IL6 has proinflammatory as well as anti-inflammatory properties. Studies using knockout mice demonstrated that in innate immunity IL6 acts predominantly as an antiinflammatory cytokine, mainly by attenuating the synthesis of proinflammatory cytokines [
43,
44]. Moreover, IL6 is involved in the specific immune response by upregulating B-cell differentiation, T-cell proliferation, and antibody secretion [
44]. The high constitutive expression of IL6 that we found in IM both on mRNA and protein level indicates that IM display a pronounced immunoregulatory capacity and suggests that they are more involved in specific immune responses.
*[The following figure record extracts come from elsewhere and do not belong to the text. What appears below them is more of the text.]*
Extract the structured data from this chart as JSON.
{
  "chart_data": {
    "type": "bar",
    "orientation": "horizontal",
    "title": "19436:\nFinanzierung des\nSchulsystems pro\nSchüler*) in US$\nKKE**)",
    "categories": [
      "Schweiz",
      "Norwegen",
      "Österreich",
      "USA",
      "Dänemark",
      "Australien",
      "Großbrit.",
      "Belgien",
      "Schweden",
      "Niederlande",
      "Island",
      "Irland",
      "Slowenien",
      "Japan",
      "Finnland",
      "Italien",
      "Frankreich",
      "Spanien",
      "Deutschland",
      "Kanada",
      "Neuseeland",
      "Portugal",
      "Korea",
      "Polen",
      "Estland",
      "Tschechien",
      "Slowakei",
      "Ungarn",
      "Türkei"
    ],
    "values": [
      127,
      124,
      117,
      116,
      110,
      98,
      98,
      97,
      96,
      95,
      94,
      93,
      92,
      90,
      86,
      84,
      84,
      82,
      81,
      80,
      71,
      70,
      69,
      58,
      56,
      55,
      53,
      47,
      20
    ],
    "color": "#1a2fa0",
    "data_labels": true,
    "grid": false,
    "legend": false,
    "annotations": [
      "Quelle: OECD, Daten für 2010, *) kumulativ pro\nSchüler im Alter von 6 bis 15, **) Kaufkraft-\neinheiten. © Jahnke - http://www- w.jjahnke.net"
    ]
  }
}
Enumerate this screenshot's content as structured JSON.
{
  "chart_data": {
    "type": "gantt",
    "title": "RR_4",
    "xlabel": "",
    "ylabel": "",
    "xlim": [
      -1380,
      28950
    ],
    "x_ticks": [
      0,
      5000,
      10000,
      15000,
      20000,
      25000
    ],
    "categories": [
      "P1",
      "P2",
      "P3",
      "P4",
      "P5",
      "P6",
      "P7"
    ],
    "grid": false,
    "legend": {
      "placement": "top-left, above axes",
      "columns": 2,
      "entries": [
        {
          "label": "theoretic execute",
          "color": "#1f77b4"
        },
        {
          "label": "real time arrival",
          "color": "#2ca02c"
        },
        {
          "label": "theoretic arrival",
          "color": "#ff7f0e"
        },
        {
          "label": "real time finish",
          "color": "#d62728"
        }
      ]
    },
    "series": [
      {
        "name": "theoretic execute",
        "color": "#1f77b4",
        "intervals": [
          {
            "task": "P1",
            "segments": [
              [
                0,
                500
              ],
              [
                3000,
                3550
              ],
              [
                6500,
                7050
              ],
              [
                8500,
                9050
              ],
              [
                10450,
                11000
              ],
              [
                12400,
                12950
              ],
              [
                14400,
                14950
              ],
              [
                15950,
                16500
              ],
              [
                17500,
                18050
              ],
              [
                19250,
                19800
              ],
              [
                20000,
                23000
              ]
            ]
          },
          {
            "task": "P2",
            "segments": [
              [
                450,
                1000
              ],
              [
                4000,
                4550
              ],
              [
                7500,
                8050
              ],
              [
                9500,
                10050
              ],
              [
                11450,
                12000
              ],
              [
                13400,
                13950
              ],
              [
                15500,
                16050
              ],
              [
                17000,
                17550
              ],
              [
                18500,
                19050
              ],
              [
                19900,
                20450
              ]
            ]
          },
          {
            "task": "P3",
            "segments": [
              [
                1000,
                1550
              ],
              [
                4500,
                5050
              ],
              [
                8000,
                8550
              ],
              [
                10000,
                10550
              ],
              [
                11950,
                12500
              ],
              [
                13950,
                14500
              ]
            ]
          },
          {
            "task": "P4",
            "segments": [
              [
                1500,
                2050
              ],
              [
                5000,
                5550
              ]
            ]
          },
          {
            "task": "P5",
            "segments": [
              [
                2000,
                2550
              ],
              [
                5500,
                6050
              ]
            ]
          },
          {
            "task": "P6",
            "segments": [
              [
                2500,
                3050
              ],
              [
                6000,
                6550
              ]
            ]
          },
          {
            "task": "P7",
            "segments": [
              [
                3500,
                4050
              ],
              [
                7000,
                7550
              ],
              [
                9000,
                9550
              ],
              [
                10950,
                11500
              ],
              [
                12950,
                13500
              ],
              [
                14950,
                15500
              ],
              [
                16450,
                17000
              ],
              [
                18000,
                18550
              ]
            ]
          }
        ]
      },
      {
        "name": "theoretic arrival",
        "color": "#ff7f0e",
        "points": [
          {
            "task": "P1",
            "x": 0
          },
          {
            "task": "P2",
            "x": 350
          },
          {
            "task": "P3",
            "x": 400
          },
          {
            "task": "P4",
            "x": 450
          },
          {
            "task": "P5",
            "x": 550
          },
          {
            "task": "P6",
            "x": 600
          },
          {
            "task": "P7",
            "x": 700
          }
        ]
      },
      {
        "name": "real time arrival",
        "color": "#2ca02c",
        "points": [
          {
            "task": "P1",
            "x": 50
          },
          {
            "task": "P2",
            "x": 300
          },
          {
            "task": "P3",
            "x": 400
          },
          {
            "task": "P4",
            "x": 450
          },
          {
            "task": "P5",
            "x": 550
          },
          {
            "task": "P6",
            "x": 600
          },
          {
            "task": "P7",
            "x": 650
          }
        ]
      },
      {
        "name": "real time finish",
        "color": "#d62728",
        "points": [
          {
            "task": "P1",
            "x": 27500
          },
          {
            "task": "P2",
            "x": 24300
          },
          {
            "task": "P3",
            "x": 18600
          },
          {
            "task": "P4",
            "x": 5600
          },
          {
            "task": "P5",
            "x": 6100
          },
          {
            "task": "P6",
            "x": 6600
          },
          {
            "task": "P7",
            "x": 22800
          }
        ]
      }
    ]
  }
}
IL1ra is a major antiinflammatory cytokine that functions as a specific inhibitor of the two other functional members of the IL-1 family, IL-1a and IL-1β [
41,
45]. Our data demonstrate that IM secrete higher amounts of IL1ra when compared to AM, both at baseline and upon TLR4 activation. In contrast, LPS induced secretion of proinflammatory cytokines was low in IM when compared to AM (IL1β, IL12p40) or even completely absent (IL12p70 and IFNγ). These findings clearly underline the anti-inflammatory phenotype of IM previously described in the literature based on data obtained from murine or rat MΦ [
4,
5,
9,
24].
Despite the weak expression of TLR9 in AM and IM, cells reacted strongly upon stimulation with mycobacterial DNA. Methylation or digestion of mycobacterial DNA as well as chloroquine pretreatment lead to an abrogation of the macrophage response [
16], which indicates that gene expression upon treatment with isolated DNA is not due to contaminants in DNA preparations, but due to TLR9 activation. It has been shown previously for human
in vitro differentiated MΦ as well as a mouse MΦ cell line that TLR9 activation is higher upon treatment with bacterial DNA than after oligonucleotide treatment, which might be due to oligonucleotide structure [
16,
46,
47]. Moreover, it has been reported for human
in vitro differentiated macrophages as well as for AM from BAL that DNA from virulent strains has a lower potential to activate TLR9 in MΦ than DNA from attenuated strains [
16]. Several studies indicate that the virulent H37Rv strain is able to methylate cytosines whereas the H37Ra strain is not [
48,
49], which might explain why H37Rv DNA fails to activate TLR9.
We were able to show that IM are less responsive to bacterial DNA than AM concerning TNF-α induction, which resembles our findings for TLR4 activation. Similar to the results of the TLR4 activation experiments, IL6 as well as IL10 expression were much higher in IM compared to AM, which clearly underlines the immunoregulatory function of IM.
Moreover, IL10 was only induced in IM, but not in AM, upon mycobacterial DNA treatment. Absence of IL10 induction after TLR9 activation by mycobacterial DNA has been reported before [
40] and might be part of a mechanism of AM to overcome the immunosuppressive environment of the alveoli. Lung epithelial cells have been shown to constitutively express IL10, which is accompanied by an impaired responsiveness of AM towards IL10 [
50]. In the same study, it was also observed that activation of human AM through TLR2, TLR4 or TLR9 leads to inhibition of IL10 receptor function associated with a reduced ability to activate STAT3. As IL10 is known to induce its own transcription
via several positive feedback loops involving STAT3 [
51,
52], a low capacity of AM to activate STAT3 might contribute to the lack of IL10 induction in AM upon TLR9 activation as well as to the low basal levels of IL10 in comparison to IM.